AP News

Syrian rebels left lives as butchers, barbers


MAREA, Syria (AP) — In their previous lives, they were butchers, barbers, construction workers and university students.

Now they are rebels fighting a civil war they hope will end Syrian President Bashar Assad's authoritarian rule.

The rebels are a mixed bunch, a combination of army defectors, Islamists, intellectuals, laborers and other ordinary people who took up arms against one of the Middle East's most brutal police states.

"We kept saying peaceful, peaceful. But they came at us with guns and shells and airplanes, so we finally said: "This peaceful isn't working," said Mohammed Sami, 22.

He said he sold vegetables and worked in a grocery store in this small town in northern Syria before persuading his father to invest in his dream: a barber shop.

He worked with a friend and their shop had two chairs, big mirrors, electric clippers and a TV set.

After the uprising started, he said they hung a revolutionary flag on the wall.

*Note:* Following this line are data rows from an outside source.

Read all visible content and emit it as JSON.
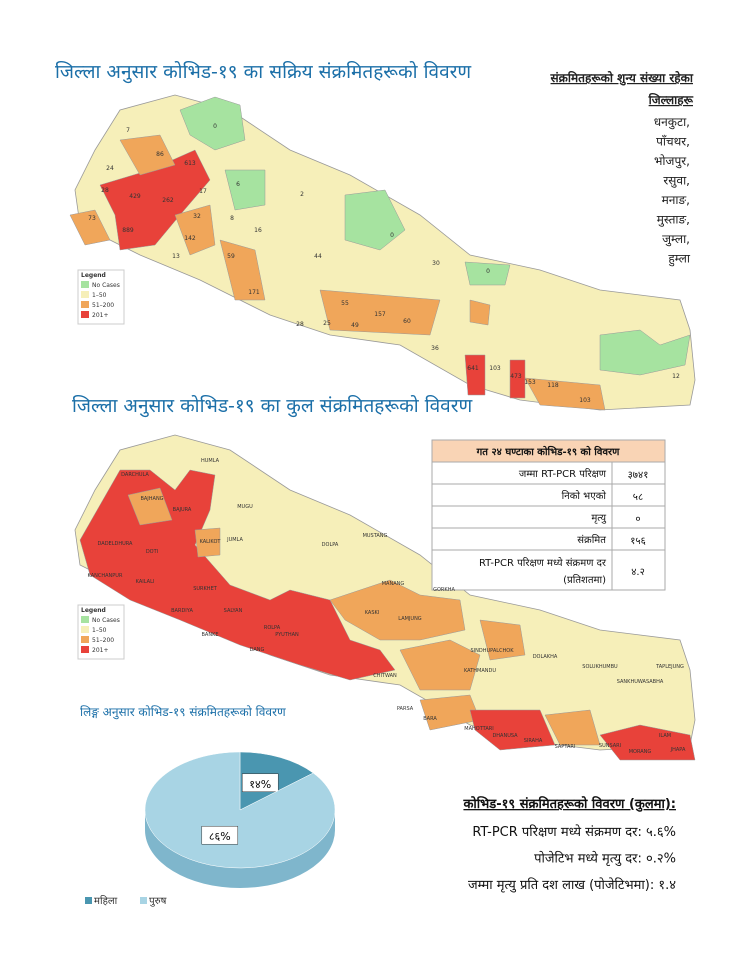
{
  "map1": {
    "title": "जिल्ला अनुसार कोभिड-१९ का सक्रिय संक्रमितहरूको विवरण",
    "labels": [
      "0",
      "7",
      "86",
      "613",
      "24",
      "28",
      "429",
      "262",
      "17",
      "73",
      "889",
      "32",
      "142",
      "6",
      "2",
      "8",
      "16",
      "59",
      "171",
      "13",
      "0",
      "44",
      "30",
      "55",
      "157",
      "60",
      "49",
      "25",
      "28",
      "0",
      "641",
      "103",
      "473",
      "153",
      "118",
      "103",
      "36",
      "12"
    ]
  },
  "map2": {
    "title": "जिल्ला अनुसार कोभिड-१९ का कुल संक्रमितहरूको विवरण",
    "labels": [
      "HUMLA",
      "DARCHULA",
      "BAJHANG",
      "BAJURA",
      "MUGU",
      "JUMLA",
      "DOLPA",
      "KALIKOT",
      "KAILALI",
      "KANCHANPUR",
      "DADELDHURA",
      "DOTI",
      "BARDIYA",
      "SURKHET",
      "BANKE",
      "DANG",
      "SALYAN",
      "ROLPA",
      "PYUTHAN",
      "MUSTANG",
      "MANANG",
      "GORKHA",
      "KASKI",
      "LAMJUNG",
      "CHITWAN",
      "KATHMANDU",
      "SINDHUPALCHOK",
      "DOLAKHA",
      "SOLUKHUMBU",
      "SANKHUWASABHA",
      "TAPLEJUNG",
      "ILAM",
      "JHAPA",
      "MORANG",
      "SUNSARI",
      "SAPTARI",
      "SIRAHA",
      "DHANUSA",
      "MAHOTTARI",
      "BARA",
      "PARSA"
    ]
  },
  "legend": {
    "title": "Legend",
    "items": [
      "No Cases",
      "1–50",
      "51–200",
      "201+"
    ]
  },
  "zero_districts": {
    "heading": [
      "संक्रमितहरूको शुन्य संख्या रहेका",
      "जिल्लाहरू"
    ],
    "items": [
      "धनकुटा,",
      "पाँचथर,",
      "भोजपुर,",
      "रसुवा,",
      "मनाङ,",
      "मुस्ताङ,",
      "जुम्ला,",
      "हुम्ला"
    ]
  },
  "table": {
    "title": "गत २४ घण्टाका कोभिड-१९ को विवरण",
    "rows": [
      [
        "जम्मा RT-PCR परिक्षण",
        "३७४१"
      ],
      [
        "निको भएको",
        "५८"
      ],
      [
        "मृत्यु",
        "०"
      ],
      [
        "संक्रमित",
        "१५६"
      ],
      [
        "RT-PCR परिक्षण मध्ये संक्रमण दर (प्रतिशतमा)",
        "४.२"
      ]
    ]
  },
  "gender_chart": {
    "type": "pie",
    "title": "लिङ्ग अनुसार कोभिड-१९ संक्रमितहरूको विवरण",
    "categories": [
      "महिला",
      "पुरुष"
    ],
    "values": [
      14,
      86
    ],
    "value_labels": [
      "१४%",
      "८६%"
    ],
    "colors": [
      "#4a96b0",
      "#a8d4e4"
    ]
  },
  "summary": {
    "heading": "कोभिड-१९ संक्रमितहरूको विवरण (कुलमा):",
    "lines": [
      "RT-PCR परिक्षण मध्ये संक्रमण दर: ५.६%",
      "पोजेटिभ मध्ये मृत्यु दर: ०.२%",
      "जम्मा मृत्यु प्रति दश लाख (पोजेटिभमा): १.४"
    ]
  }
}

When soldiers raided the village, Sami said they set his place on fire.

Soon after, Sami said he joined the rebels.

Bader Farouh, 17, said he got arrested soon after catching the revolutionary bug. Police nabbed him from a protest in the northern city of Aleppo. For three days, he said they folded his body into the hole of a car tire and beat him with sticks. They let him go after he signed a pledge to stop protesting.

But they caught him at another protest a week later and he said they hung him naked on a wall for more beatings. Twelve days later, he was freed in a prisoner exchange between the regime and the rebels.

Afterward, he said his father took him to the head of a local rebel brigade and told him: "Take him and treat him like one of your sons."

That was six months ago.

Ahmed al-Saleh, 22, said he wanted to go to university after he graduated from high school but didn't have the money to pay for it or the grades to get the government to do so. So he said he joined the police and stamped passports at an isolated border crossing with Turkey. He liked the job and earned $270 per month.

When the uprising started, he said he supported it "in his heart" but kept quiet.

He marched in his first protest while on home leave, and he said it felt "amazing."

Last month, he ran away. Once he got home, he said he borrowed $1,000 from a friend to buy a Kalashnikov rifle.

Like many, he said he intends to go back to his normal life if the regime falls, meaning he'll rejoin the police force.

"I volunteered to serve my country, not to serve Bashar or anyone else," he said.

Sami the barber also hoped to resume his old life after the war, though he said it would be different without the regime.

"They torched my shop because I put up a flag," he said. "After the revolution, I'll put up whatever I want. There will be flags all over the place."